A probabilistic model for genetic recombination of nonreplicating λ–phage DNA, stimulated by “mismatch repair” of UV photoproducts

Genetic recombination of nonreplicating phage λ‐DNA, during infection of homoimmune lysogenic bacteria, was previously observed to be dramatically stimulated by prior uv irradiation of the phages, even when the Escherichia coli hosts lacked the major uv‐photo‐product excision‐repair system (UvrABC). UvrABC‐independent recombination of circular phage molecules depends on host MutHLS functions and on undermethylation of adenines at GATC sites in the phage DNA, and thus appears to be the result of “mismatch repair” of uv photoproducts. Recombinant frequencies pass through a relatively sharp maximum at 20 J/m 2 and decrease at higher doses, whereas most plausible models for the process predict monotonic increases with dose, or a plateau at high uv doses. A uv‐dose‐dependent loss of biological activity (restriction) of all intracellular phage DNA was also observed previously. In order to provide a framework for testing possible explanations for the unusual recombinant‐frequency vs uv‐dose curve, a statistical model was constructed. This model includes probability terms for all possible one‐exchange and two‐exchange recombination processes, and incorporates the assumption that dimer recombinants are more susceptible to restriction than monomer parents (or recombinants), because of their larger target size.
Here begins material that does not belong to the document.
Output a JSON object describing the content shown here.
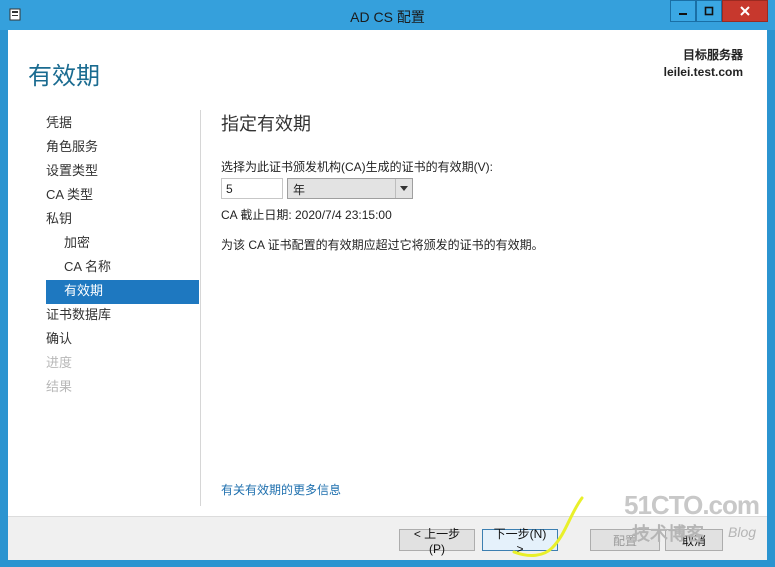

By adjustment of model parameters, particularly ϵ, the efficiency per photoproduct of initiation of a recombinational exchange, a theoretical dose–response curve that agreed well with experiment was obtained. The best fit corresponded to ϵ = 0.035, close to the previously observed restriction efficiency of 0.053. In the calculations, the value for h 0 , the average length of heteroduplex DNA, was taken to be 0.5 λ units, i.e., about 25 kilobase pairs. This estimate for h 0 was obtained here by analysis of the density distributions of the progeny of crosses between nonreplicating density‐labeled λ‐phage chromosomes, published by others [M. S. Fox, C. S. Dudney and E. J. Sodergren (1979) Cold Spring Harbor Symposium on Quantitative Biology , Vol. 43, pp. 999–1007].